Uniting
Research and Policy
Christopher Blattman
Ramalee E. Pearson Professor of Global Conflict Studies
Harris School of Public Policy, University of Chicago
Christopher Blattman is helping The Pearson Institute pursue its global mission by focusing on some of the biggest social challenges in Africa and Latin America: conflict, crime, and state building. Blattman is passionately engaged with such questions as, “Why are some societies poor, violent, and unequal?” and “What leads people into poverty, violence, and crime and what events and interventions lead them out?”
As an economist and political scientist, Blattman uses field study, surveys, natural experiments, and field experiments to study the dynamics of poverty and participation, and to consider which development programs work and why. A number of studies are presently underway in Uganda and Liberia, where he is exploring new strategies to alleviate poverty and is exploring how these strategies impact violence, unrest, and other social and political behavior. He has published articles in American Economic Review, Quarterly Journal of Economics, American Political Science Review, Journal of Economic Literature, Journal of Economic Perspectives, International Organization, Journal of Conflict Resolution, and Review of Economics and Statistics.
Blattman holds many affiliations that extend The Pearson Institute’s reach and impact. In addition to being a non-resident fellow at the Center for Global Development, he leads the peace and recovery program at Innovations for Poverty Action and is a member of the International Growth Center. He also leads the crime and violence sector at MIT’s Poverty Action Lab and the Peace & Recovery Program at Innovations for Poverty Action and has acted as a consultant and adviser to the World Bank, UNICEF, the UN Peacebuilding Fund, Uganda’s Office of the Prime Minister, and Liberia’s Ministry of Internal Affairs.

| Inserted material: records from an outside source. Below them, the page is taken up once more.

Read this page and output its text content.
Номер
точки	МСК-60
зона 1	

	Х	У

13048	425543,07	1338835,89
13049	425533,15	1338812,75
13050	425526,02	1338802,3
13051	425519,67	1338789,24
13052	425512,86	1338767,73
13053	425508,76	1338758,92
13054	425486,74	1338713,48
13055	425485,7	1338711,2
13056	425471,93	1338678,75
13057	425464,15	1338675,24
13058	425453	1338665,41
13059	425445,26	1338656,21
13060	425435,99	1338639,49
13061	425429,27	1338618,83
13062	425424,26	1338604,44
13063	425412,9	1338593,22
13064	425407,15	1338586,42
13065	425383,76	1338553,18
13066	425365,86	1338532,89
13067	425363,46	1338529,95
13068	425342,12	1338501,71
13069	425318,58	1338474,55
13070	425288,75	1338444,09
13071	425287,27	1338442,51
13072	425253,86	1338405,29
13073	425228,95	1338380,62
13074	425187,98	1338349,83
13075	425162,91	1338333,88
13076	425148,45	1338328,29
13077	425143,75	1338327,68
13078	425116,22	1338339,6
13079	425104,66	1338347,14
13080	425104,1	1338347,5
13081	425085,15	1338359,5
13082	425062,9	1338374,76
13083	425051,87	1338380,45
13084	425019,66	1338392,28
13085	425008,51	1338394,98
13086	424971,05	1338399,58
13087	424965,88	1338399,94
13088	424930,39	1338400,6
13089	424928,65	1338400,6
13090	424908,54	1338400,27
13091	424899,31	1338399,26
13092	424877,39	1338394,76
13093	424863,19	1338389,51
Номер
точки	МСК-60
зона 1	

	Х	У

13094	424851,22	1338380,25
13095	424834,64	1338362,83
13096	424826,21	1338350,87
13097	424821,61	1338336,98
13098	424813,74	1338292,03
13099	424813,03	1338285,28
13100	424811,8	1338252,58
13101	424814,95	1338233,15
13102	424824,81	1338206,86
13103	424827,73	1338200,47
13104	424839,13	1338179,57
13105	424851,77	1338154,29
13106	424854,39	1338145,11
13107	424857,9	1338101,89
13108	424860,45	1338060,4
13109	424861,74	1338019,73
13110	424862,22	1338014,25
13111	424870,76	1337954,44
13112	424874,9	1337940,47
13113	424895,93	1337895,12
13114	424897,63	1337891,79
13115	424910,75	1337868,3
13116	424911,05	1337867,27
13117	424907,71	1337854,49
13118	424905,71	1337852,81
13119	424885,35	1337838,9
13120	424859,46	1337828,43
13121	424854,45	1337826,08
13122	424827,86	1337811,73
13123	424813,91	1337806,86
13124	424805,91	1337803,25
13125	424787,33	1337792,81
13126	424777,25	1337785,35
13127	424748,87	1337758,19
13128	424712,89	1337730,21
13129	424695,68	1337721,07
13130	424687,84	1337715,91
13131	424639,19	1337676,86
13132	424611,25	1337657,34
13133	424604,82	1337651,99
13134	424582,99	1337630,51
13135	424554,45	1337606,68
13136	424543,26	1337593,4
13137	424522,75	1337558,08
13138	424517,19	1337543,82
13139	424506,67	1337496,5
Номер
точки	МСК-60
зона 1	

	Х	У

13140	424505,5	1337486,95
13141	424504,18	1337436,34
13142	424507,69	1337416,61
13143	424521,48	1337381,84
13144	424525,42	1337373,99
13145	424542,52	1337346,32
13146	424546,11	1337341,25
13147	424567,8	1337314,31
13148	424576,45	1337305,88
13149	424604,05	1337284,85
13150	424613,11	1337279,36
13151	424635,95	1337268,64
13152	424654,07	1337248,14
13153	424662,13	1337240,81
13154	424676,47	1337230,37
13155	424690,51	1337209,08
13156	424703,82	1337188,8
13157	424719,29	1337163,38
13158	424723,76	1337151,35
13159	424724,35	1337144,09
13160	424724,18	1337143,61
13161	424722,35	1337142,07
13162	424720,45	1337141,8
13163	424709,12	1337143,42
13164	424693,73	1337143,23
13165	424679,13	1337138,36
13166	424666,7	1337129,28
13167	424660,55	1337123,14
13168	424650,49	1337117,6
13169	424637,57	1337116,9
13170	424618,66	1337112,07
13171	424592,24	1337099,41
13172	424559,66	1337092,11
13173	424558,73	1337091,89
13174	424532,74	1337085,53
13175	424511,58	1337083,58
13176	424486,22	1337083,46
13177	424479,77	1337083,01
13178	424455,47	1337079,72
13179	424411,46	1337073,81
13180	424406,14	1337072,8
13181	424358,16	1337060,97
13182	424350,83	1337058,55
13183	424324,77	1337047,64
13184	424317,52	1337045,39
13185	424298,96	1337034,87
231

Previously, Blattman was a business consultant and an accountant at Deloitte & Touche. He then served as an assistant professor of political science and economics at Yale University and most recently as an associate professor at Columbia University’s School of International and Public Affairs and Department of Political Science. He holds a PhD in economics from the University of California at Berkeley and a master’s degree in public administration and international development from Harvard University’s Kennedy School of Government.